El asesino bajó la vista al arma que empuñaba, aparentemente con la intención de determinar el contenido del cargador sopesándola como una fruta. Jeffrey acercó de forma casi imperceptible los dedos a la Uzi que estaba en el suelo. Susan también.
Curtin miró a su hijo.
– El asesino del río Green -dijo pausadamente-. ¿Te acuerdas de él? Y también está mi viejo amigo Jack, por supuesto. Veamos, ah, sí, el asesino del Zodíaco, en San Francisco.

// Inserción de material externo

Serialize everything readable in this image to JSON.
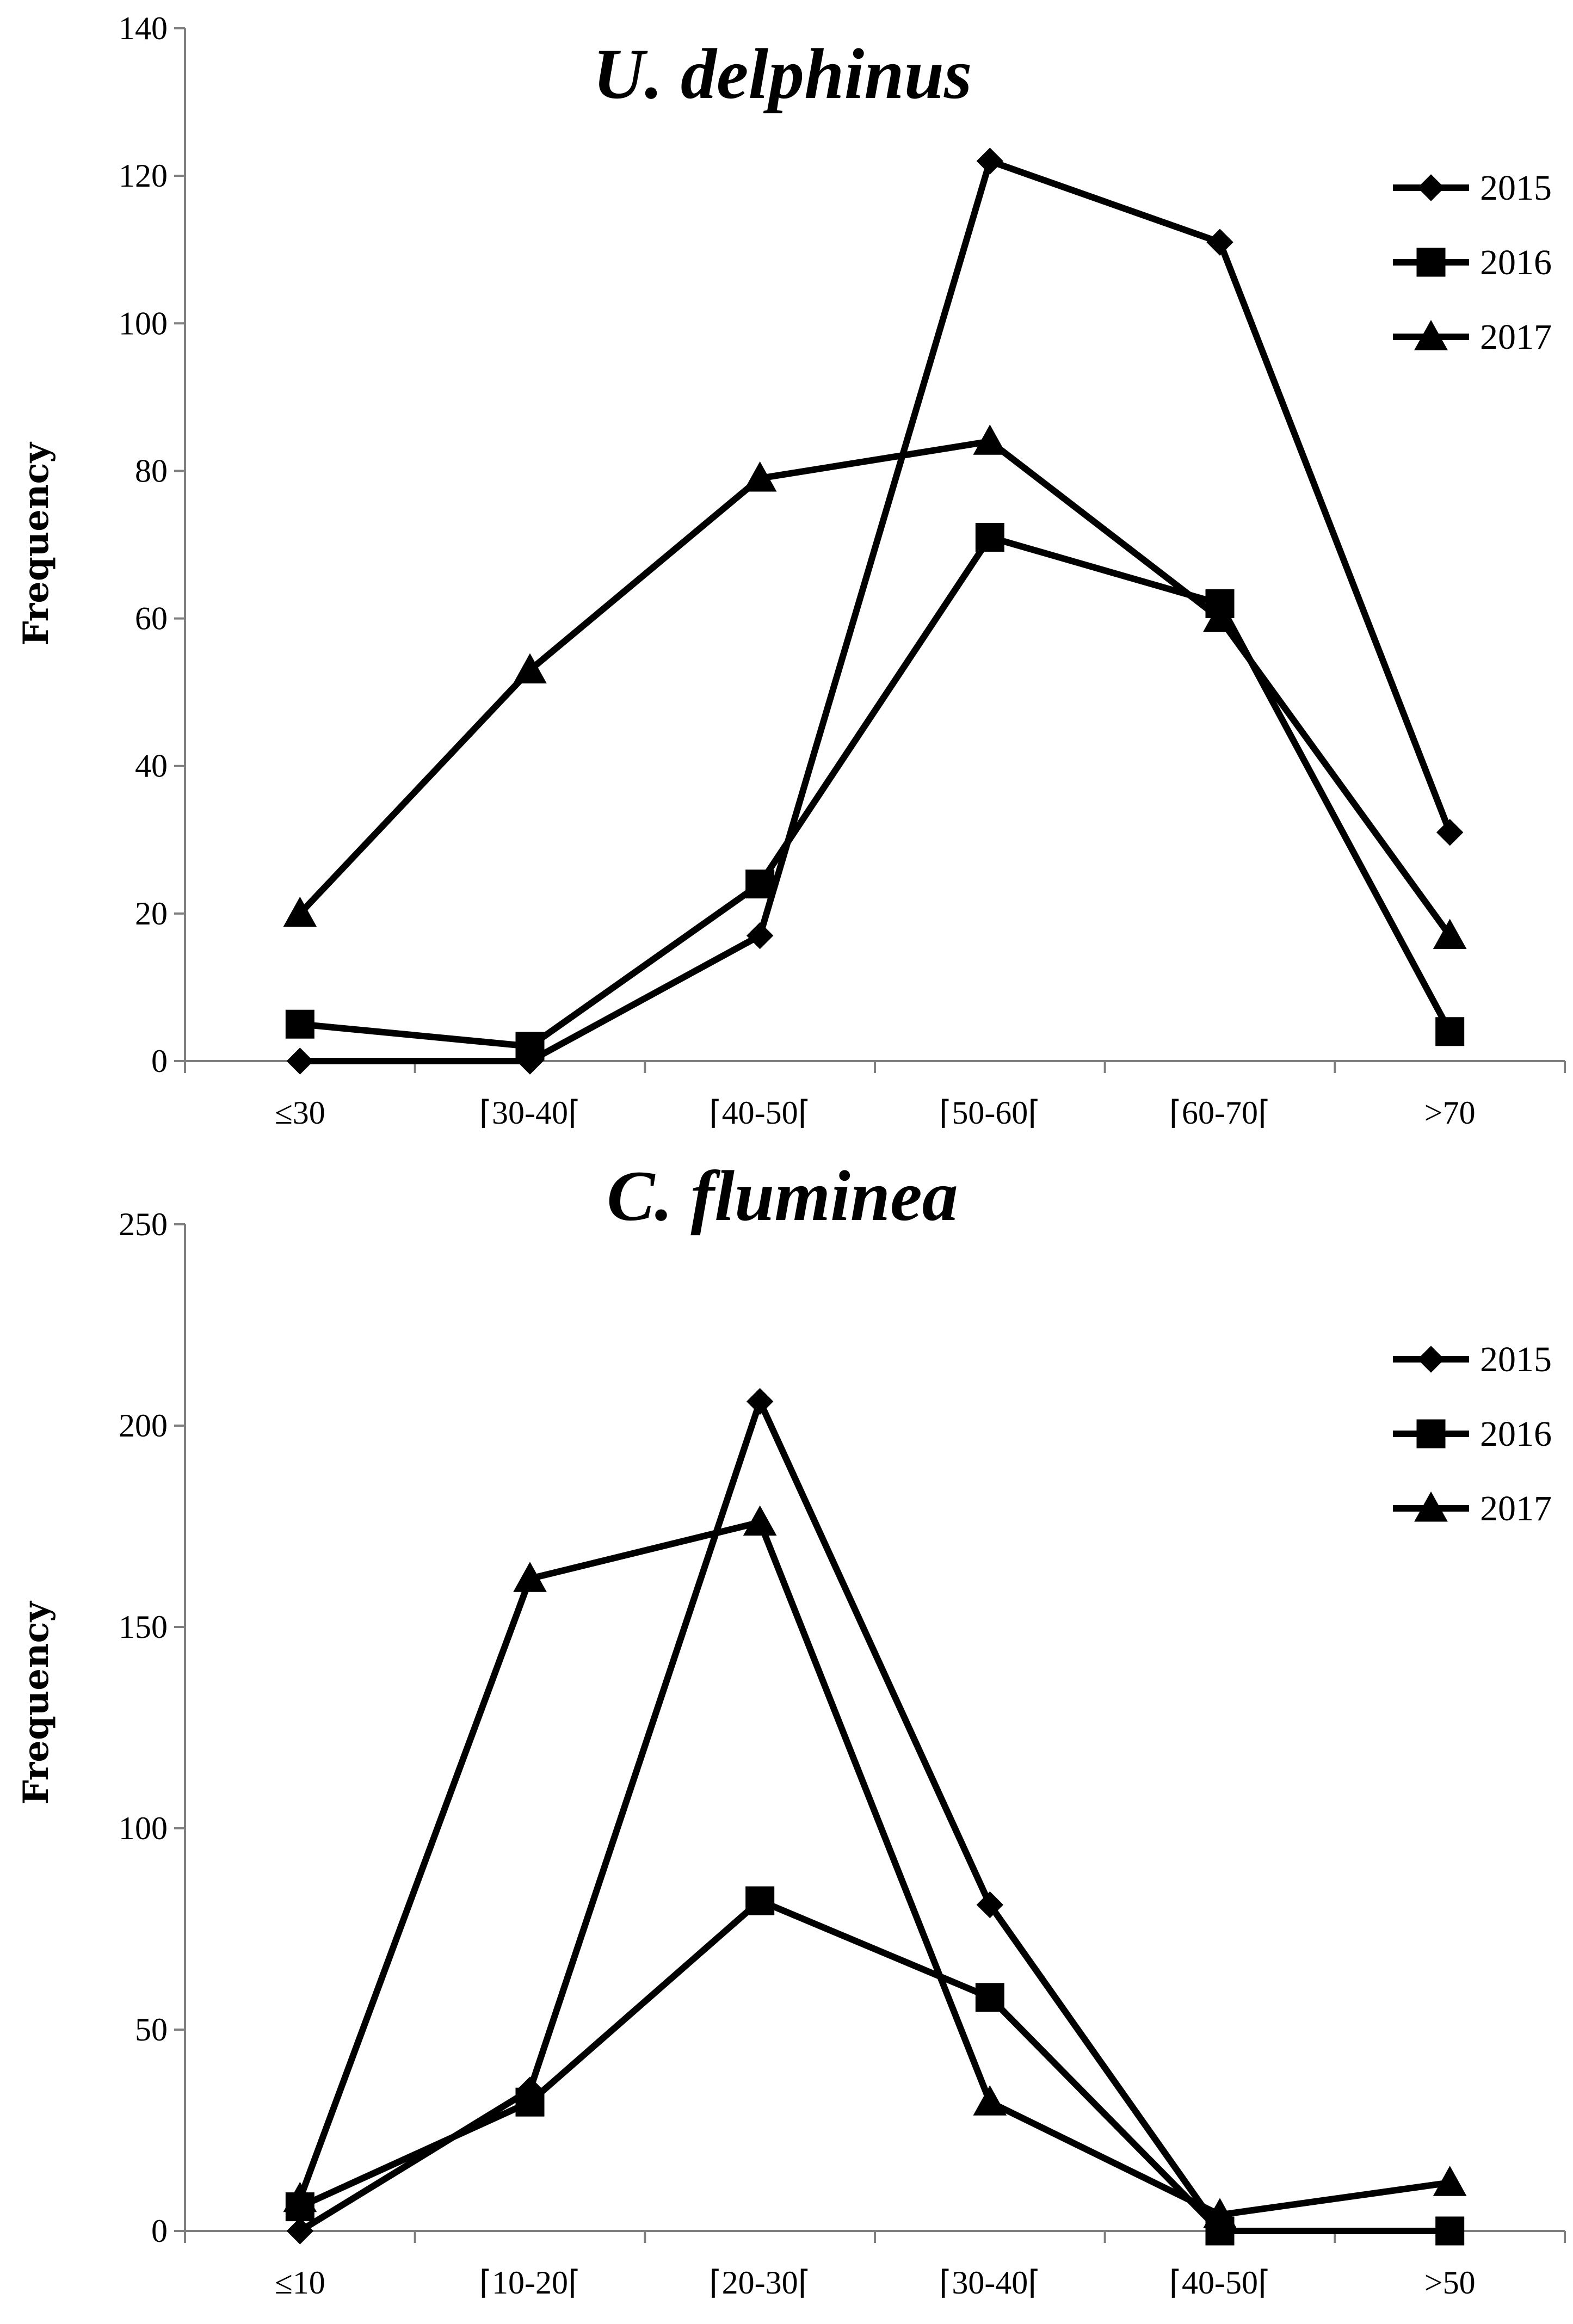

Y luego está el cazador de cabezas de Houston. Los Angeles nos dio al Asesino de la Zona Sur… ¿Entiendes lo que intento decirte?
Jeffrey aspiró profundamente. Sabía exactamente a qué se refería su padre. Todos esos asesinos habían desaparecido, dejando a la policía desconcertada respecto a su identidad y su paradero.
– Te equivocas -repuso-. Yo te encontraré.
– No lo creo -respondió Curtin.
Luego, con paso firme y seguro, encañonándolos a los tres con la pequeña automática en todo momento, el asesino avanzó por la habitación. Subió por las escaleras hacia la trampilla, se detuvo, sonrió y, sin decir palabra, la abrió de un empujón y salió de un salto, mientras sus dos hijos se abalanzaban a la vez sobre la metralleta. Jeffrey fue más rápido, pero para cuando había recogido el arma y apuntado con ella al lugar donde se encontraba su padre hacía un momento, el asesino había desaparecido, dando un portazo tras de sí.
Susan tosió una vez. Intentó pronunciar la palabra «mamá» antes de desmayarse, pero no fue capaz. Jeffrey, también transido de dolor, notó un mareo que amenazaba con hacerle perder el conocimiento. Había gastado más energías en el farol de lo que pensaba. Sujetándose la herida del costado, avanzó trabajosamente, intentando ponerse de pie, preocupado sobre todo por su hermana, hasta que recordó que su madre también se hallaba por allí. Se arrastró hacia las escaleras, a punto de desvanecerse, como un borracho en la cubierta de un barco que se bambolea mucho. Dudaba que pudiera llegar hasta arriba, pero sabía que debía intentarlo. De pronto los oídos empezaron a pitarle debido a la extenuación, y se le desviaban los ojos. En algún lugar recóndito de su interior, esperaba que todos sobreviviesen a esa noche. Entonces, él también cayó hacia atrás y quedó tendido en el suelo de la sala de los asesinatos, precipitándose en la negrura de la inconsciencia.